I found the primitive roots mod 13 by testing 2, and then concluding that any 2^k with (k, 12)=1 would do. So that gave me 2, 6, 7 and 11. But modulo 13 I have no idea how to start.. I’m sure there’s a smarter way than trying 2^the orders that divide phi(13^2)..?.
Hi tda, and welcome to MHB. You might be interested in this link, which tells you that the answer to your question is either $2$ or $2+13=15$. That still leaves you with the work of testing to see if $2$ works. If it does not, then $15$ does.
 

mathbalarka

Well-known member
MHB Math Helper
Mar 22, 2013
573
tda120 said:
How can I find a primitive root modulo 169?
There is no simple method. You can cobble up together some basic theories on primitive roots, find a bit of a rough upperbound (although none is known to be useful for small cases) and some modular exponentiation to get a fast enough algorithm.

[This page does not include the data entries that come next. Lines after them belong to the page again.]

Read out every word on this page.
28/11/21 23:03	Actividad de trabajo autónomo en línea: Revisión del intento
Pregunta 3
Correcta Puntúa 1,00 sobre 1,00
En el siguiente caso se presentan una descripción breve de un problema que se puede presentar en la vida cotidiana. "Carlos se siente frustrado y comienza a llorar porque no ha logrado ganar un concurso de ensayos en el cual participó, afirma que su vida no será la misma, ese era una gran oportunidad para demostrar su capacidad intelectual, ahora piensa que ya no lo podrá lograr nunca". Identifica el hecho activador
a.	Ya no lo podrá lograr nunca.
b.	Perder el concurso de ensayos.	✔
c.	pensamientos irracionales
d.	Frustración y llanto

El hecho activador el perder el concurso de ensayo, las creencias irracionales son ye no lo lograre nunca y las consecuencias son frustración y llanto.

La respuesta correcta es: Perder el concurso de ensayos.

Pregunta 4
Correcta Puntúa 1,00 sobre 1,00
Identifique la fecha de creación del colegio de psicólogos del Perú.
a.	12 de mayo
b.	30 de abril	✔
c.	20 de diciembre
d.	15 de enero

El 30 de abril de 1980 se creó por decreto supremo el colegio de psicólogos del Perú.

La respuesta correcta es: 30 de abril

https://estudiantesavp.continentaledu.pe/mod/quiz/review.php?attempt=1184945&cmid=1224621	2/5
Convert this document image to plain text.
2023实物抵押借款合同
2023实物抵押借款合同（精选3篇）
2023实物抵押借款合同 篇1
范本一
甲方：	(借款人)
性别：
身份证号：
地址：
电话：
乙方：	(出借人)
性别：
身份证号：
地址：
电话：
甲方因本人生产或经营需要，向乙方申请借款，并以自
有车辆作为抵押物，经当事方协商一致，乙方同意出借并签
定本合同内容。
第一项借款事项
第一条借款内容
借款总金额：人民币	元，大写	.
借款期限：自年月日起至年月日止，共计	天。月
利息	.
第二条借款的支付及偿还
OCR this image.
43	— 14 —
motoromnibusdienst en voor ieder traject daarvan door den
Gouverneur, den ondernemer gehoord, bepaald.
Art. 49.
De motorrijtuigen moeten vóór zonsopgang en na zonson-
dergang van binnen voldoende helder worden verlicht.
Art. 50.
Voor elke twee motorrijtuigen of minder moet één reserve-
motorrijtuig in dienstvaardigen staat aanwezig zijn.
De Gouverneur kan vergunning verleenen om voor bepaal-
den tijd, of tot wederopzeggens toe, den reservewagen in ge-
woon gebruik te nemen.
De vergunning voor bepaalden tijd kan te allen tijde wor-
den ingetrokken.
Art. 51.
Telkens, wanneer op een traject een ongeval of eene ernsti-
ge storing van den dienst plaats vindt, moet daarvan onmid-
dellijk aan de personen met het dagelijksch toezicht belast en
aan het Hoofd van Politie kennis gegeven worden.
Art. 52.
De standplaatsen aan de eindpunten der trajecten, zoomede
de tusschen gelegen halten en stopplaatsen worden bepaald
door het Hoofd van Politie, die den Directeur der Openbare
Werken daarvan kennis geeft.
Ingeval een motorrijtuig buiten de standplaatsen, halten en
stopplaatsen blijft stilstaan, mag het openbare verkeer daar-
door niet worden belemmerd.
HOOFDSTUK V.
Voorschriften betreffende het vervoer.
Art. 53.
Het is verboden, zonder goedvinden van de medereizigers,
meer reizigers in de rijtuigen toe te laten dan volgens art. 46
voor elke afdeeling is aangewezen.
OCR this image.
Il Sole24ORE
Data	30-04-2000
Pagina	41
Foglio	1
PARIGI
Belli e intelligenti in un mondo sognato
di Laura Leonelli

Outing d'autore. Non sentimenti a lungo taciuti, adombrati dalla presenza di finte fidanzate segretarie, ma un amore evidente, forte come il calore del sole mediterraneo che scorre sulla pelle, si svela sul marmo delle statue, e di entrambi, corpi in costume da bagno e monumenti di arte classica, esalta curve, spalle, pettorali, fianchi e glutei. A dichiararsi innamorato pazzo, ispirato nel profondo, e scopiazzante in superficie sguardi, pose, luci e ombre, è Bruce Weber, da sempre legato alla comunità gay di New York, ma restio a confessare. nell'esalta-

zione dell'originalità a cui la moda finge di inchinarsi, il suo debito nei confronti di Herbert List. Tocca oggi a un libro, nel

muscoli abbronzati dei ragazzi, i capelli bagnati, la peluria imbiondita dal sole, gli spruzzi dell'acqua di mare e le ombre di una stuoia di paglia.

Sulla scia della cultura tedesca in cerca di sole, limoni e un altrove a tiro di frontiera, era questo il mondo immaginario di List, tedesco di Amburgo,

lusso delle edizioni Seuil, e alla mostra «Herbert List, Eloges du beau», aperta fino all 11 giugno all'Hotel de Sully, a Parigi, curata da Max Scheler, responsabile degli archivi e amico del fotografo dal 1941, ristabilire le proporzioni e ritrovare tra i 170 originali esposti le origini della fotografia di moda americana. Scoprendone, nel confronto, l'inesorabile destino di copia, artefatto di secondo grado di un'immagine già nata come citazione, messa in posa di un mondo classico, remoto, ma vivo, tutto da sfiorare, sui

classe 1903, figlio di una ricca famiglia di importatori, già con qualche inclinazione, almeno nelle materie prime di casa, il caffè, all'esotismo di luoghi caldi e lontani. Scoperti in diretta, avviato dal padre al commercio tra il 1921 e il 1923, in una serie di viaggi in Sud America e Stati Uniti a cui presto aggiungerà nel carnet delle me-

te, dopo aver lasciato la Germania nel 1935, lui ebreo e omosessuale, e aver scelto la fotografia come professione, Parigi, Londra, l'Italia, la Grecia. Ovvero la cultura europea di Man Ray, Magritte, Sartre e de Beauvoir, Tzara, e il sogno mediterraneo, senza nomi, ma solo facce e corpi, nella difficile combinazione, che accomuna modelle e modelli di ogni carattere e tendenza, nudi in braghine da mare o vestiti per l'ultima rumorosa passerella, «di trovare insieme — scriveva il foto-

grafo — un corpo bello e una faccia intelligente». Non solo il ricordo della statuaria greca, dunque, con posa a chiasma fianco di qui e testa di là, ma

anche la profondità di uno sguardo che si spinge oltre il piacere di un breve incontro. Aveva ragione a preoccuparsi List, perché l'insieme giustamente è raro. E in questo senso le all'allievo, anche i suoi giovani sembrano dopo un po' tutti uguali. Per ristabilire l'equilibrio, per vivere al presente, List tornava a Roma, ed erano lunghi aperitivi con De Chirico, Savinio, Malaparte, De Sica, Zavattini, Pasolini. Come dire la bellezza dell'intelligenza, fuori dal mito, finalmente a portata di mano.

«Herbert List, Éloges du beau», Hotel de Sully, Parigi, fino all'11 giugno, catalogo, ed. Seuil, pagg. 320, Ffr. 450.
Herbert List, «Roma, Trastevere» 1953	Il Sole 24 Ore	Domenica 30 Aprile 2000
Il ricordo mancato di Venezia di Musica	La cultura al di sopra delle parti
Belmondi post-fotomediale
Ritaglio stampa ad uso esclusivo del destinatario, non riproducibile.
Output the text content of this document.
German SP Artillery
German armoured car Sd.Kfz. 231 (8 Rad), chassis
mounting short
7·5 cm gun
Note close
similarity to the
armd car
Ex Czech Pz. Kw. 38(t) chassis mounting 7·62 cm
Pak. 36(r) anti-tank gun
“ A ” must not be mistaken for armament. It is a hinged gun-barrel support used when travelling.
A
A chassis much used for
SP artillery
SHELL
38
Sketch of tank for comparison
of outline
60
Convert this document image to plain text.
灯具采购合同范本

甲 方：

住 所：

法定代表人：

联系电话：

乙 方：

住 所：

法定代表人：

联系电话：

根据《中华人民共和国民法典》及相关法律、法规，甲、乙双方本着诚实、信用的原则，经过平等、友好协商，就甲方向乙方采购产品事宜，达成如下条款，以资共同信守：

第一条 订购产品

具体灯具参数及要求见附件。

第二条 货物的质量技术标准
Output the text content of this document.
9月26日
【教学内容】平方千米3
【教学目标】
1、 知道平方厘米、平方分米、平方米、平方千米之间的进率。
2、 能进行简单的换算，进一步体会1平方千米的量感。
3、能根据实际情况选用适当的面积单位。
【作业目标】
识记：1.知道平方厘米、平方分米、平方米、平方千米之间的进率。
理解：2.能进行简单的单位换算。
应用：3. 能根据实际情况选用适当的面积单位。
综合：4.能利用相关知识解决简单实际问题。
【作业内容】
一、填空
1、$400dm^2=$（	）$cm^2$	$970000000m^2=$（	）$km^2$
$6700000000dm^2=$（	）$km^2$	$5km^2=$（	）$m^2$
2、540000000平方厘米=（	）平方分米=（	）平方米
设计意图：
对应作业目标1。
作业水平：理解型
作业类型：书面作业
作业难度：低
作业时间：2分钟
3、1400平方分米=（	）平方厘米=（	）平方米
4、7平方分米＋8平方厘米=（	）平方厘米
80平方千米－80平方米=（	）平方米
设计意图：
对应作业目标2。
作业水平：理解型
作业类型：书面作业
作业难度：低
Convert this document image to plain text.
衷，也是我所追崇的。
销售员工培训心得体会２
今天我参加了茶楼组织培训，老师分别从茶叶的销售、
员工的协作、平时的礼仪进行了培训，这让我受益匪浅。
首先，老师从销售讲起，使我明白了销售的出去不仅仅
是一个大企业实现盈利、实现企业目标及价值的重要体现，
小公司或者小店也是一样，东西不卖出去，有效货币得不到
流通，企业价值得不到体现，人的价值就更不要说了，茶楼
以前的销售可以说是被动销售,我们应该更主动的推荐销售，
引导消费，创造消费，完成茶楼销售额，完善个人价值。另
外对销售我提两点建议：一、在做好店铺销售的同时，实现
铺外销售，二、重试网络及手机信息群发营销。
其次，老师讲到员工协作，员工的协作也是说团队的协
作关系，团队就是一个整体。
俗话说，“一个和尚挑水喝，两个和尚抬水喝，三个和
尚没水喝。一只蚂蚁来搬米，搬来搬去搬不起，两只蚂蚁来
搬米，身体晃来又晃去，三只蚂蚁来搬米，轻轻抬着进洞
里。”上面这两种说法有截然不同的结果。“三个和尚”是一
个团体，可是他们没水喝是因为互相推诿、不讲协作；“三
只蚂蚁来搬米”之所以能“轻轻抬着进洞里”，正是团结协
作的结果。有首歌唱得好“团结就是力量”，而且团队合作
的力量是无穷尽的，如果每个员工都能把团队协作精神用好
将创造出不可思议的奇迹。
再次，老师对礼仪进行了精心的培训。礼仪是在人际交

As Opalg there indicated, that either 2 or 15 is primitive root modulo 169, can easily be found for this case. Try proving the former and then the later if it doesn't work.
 

Klaas van Aarsen

MHB Seeker
Staff member
Mar 5, 2012
8,774
How can I find a primitive root modulo 169?
I found the primitive roots mod 13 by testing 2, and then concluding that any 2^k with (k, 12)=1 would do. So that gave me 2, 6, 7 and 11. But modulo 13 I have no idea how to start.. I’m sure there’s a smarter way than trying 2^the orders that divide phi(13^2)..?.
You don't have to check all the orders that divide $\phi(13^2)$.
It suffices to check each of the orders that are $\phi(13^2)$ divided by one of the distinct primes it contains.

In your case:
$$\phi(13^2)=2^2\cdot 3 \cdot 13$$
So the orders to verify are:
$$2\cdot 3 \cdot 13,\quad 2^2 \cdot 13, \quad 2^2\cdot 3$$
 

Klaas van Aarsen

MHB Seeker
Staff member
Mar 5, 2012
8,774
Hi tda, and welcome to MHB. You might be interested in this link, which tells you that the answer to your question is either $2$ or $2+13=15$. That still leaves you with the work of testing to see if $2$ works. If it does not, then $15$ does.
Nice!

From that link we also get that since 2 is a primitive root mod 13, it follows that the order of 2 mod 169 is either (13-1) or 13(13-1).
So if $2^{13-1} \not\equiv 1 \pmod{169}$ that means that 2 has to be a primitive root mod 169. Or otherwise 15 has to be.

In other words, no need to check any of the other powers.